State Rep. Jim Christiana, a Republican, has introduced a bill that would allow businesses to “contribute to a scholarship account and receive a 75 percent tax credit in return,” reports PAIndependent.com.
Christiana’s plan builds on an existing state program that already provides $75 million in scholarships to low-income children, so they can attend the private or nonpublic school of their choice.

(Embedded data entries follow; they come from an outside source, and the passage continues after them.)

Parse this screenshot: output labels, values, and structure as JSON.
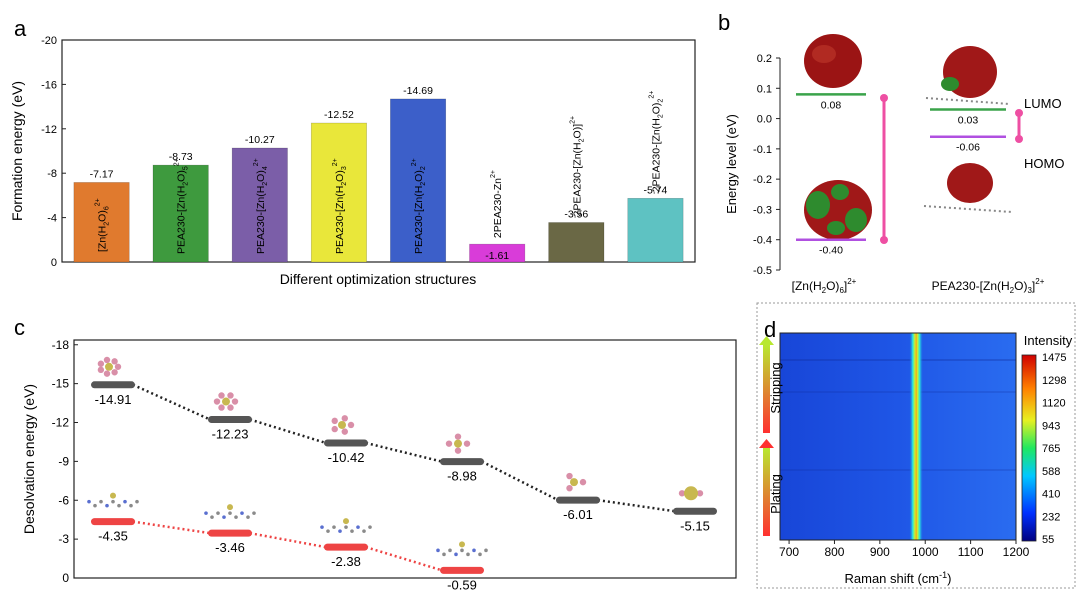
{
  "chart_data": [
    {
      "panel": "a",
      "type": "bar",
      "xlabel": "Different optimization structures",
      "ylabel": "Formation energy (eV)",
      "ylim": [
        0,
        -20
      ],
      "yticks": [
        "0",
        "-4",
        "-8",
        "-12",
        "-16",
        "-20"
      ],
      "ytick_values": [
        0,
        -4,
        -8,
        -12,
        -16,
        -20
      ],
      "categories": [
        {
          "main": "[Zn(H",
          "sub1": "2",
          "mid": "O)",
          "sub2": "6",
          "sup": "2+"
        },
        {
          "main": "PEA230-[Zn(H",
          "sub1": "2",
          "mid": "O)",
          "sub2": "5",
          "sup": "2+"
        },
        {
          "main": "PEA230-[Zn(H",
          "sub1": "2",
          "mid": "O)",
          "sub2": "4",
          "sup": "2+"
        },
        {
          "main": "PEA230-[Zn(H",
          "sub1": "2",
          "mid": "O)",
          "sub2": "3",
          "sup": "2+"
        },
        {
          "main": "PEA230-[Zn(H",
          "sub1": "2",
          "mid": "O)",
          "sub2": "2",
          "sup": "2+"
        },
        {
          "main": "2PEA230-Zn",
          "sub1": "",
          "mid": "",
          "sub2": "",
          "sup": "2+"
        },
        {
          "main": "2PEA230-[Zn(H",
          "sub1": "2",
          "mid": "O)]",
          "sub2": "",
          "sup": "2+"
        },
        {
          "main": "2PEA230-[Zn(H",
          "sub1": "2",
          "mid": "O)",
          "sub2": "2",
          "sup": "2+"
        }
      ],
      "values": [
        -7.17,
        -8.73,
        -10.27,
        -12.52,
        -14.69,
        -1.61,
        -3.56,
        -5.74
      ],
      "value_labels": [
        "-7.17",
        "-8.73",
        "-10.27",
        "-12.52",
        "-14.69",
        "-1.61",
        "-3.56",
        "-5.74"
      ],
      "colors": [
        "#e07a2e",
        "#3e9a3e",
        "#7b5ea8",
        "#e9e73a",
        "#3c5fc9",
        "#d93cd9",
        "#6a6845",
        "#5ec2c2"
      ]
    },
    {
      "panel": "b",
      "type": "energy-level",
      "ylabel": "Energy level (eV)",
      "ylim": [
        -0.5,
        0.2
      ],
      "yticks": [
        "-0.5",
        "-0.4",
        "-0.3",
        "-0.2",
        "-0.1",
        "0.0",
        "0.1",
        "0.2"
      ],
      "ytick_values": [
        -0.5,
        -0.4,
        -0.3,
        -0.2,
        -0.1,
        0.0,
        0.1,
        0.2
      ],
      "structures": [
        {
          "label": {
            "main": "[Zn(H",
            "sub1": "2",
            "mid": "O)",
            "sub2": "6",
            "tail": "]",
            "sup": "2+"
          },
          "lumo": 0.08,
          "homo": -0.4,
          "lumo_label": "0.08",
          "homo_label": "-0.40"
        },
        {
          "label": {
            "main": "PEA230-[Zn(H",
            "sub1": "2",
            "mid": "O)",
            "sub2": "3",
            "tail": "]",
            "sup": "2+"
          },
          "lumo": 0.03,
          "homo": -0.06,
          "lumo_label": "0.03",
          "homo_label": "-0.06"
        }
      ],
      "legend": {
        "lumo": "LUMO",
        "homo": "HOMO"
      },
      "colors": {
        "lumo": "#3aa34a",
        "homo": "#b050e0",
        "gap": "#ee4fa3"
      }
    },
    {
      "panel": "c",
      "type": "line",
      "ylabel": "Desolvation energy (eV)",
      "ylim": [
        0,
        -18
      ],
      "yticks": [
        "0",
        "-3",
        "-6",
        "-9",
        "-12",
        "-15",
        "-18"
      ],
      "ytick_values": [
        0,
        -3,
        -6,
        -9,
        -12,
        -15,
        -18
      ],
      "series": [
        {
          "values": [
            -14.91,
            -12.23,
            -10.42,
            -8.98,
            -6.01,
            -5.15
          ],
          "labels": [
            "-14.91",
            "-12.23",
            "-10.42",
            "-8.98",
            "-6.01",
            "-5.15"
          ],
          "color": "#555555",
          "line_color": "#222222"
        },
        {
          "values": [
            -4.35,
            -3.46,
            -2.38,
            -0.59
          ],
          "labels": [
            "-4.35",
            "-3.46",
            "-2.38",
            "-0.59"
          ],
          "color": "#ee4444",
          "line_color": "#ee4444"
        }
      ]
    },
    {
      "panel": "d",
      "type": "heatmap",
      "xlabel": "Raman shift (cm",
      "xlabel_sup": "-1",
      "xlabel_tail": ")",
      "xlim": [
        680,
        1200
      ],
      "xticks": [
        "700",
        "800",
        "900",
        "1000",
        "1100",
        "1200"
      ],
      "xtick_values": [
        700,
        800,
        900,
        1000,
        1100,
        1200
      ],
      "peak_x": 980,
      "colorbar_title": "Intensity",
      "colorbar_ticks": [
        "1475",
        "1298",
        "1120",
        "943",
        "765",
        "588",
        "410",
        "232",
        "55"
      ],
      "side_labels": {
        "top": "Stripping",
        "bottom": "Plating"
      }
    }
  ],
  "panel_letters": [
    "a",
    "b",
    "c",
    "d"
  ]
}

The current program, which began in 2001, has proven very popular with Pennsylvania families.
Christiana’s new proposal would expand the current program from $75 million to $200 million, with most of the new money going to students who are stuck in Pennsylvania’s lowest-performing school districts.
“Advocates for the proposal (argue) it would not take a single dollar from the existing budgets of school districts, a major sticking point for a voucher proposal that passed the state Senate but never garnered enough votes in the state House last year,” PAIndependent.org reports.
Defenders of the status quo argue the plan “would prevent money from flowing into the state budget and would hurt funding for public education in the long run.”
Here’s an obvious question for voucher critics: What would be the long-term damage to the state budget if kids remain trapped in lousy schools and graduate entirely unprepared to succeed in life?
The answer is equally obvious: Businesses will be less likely to locate in Pennsylvania, leaving fewer people with jobs, less tax revenue coming into state coffers, and more tax revenue being spent on social welfare programs and prisons.
Killing a promising voucher program in order to protect Pennsylvania’s failing public school system is the epitome of being “pound wise and penny foolish.”
The critics’ flimsy financial argument is only meant to distract from the fact many Pennsylvania lawmakers are political surrogates for the teacher unions, and school choice is a direct threat to the unions’ control over public education.
Fewer children in union-controlled schools would lead to fewer dues dollars and less political clout for the Pennsylvania State Education Association and the American Federation of Teachers Pennsylvania. That’s the real reason Christiana’s voucher plan may never get off the ground.
But such an argument is purely academic, as lawmakers only have until June 30 to pass the bill out of committee and to include the voucher program in next year’s budget.
Christiana’s proposal may be a Hail Mary pass, but at least it gives Pennsylvania’s poorest, more desperate families a glimmer of hope for the future.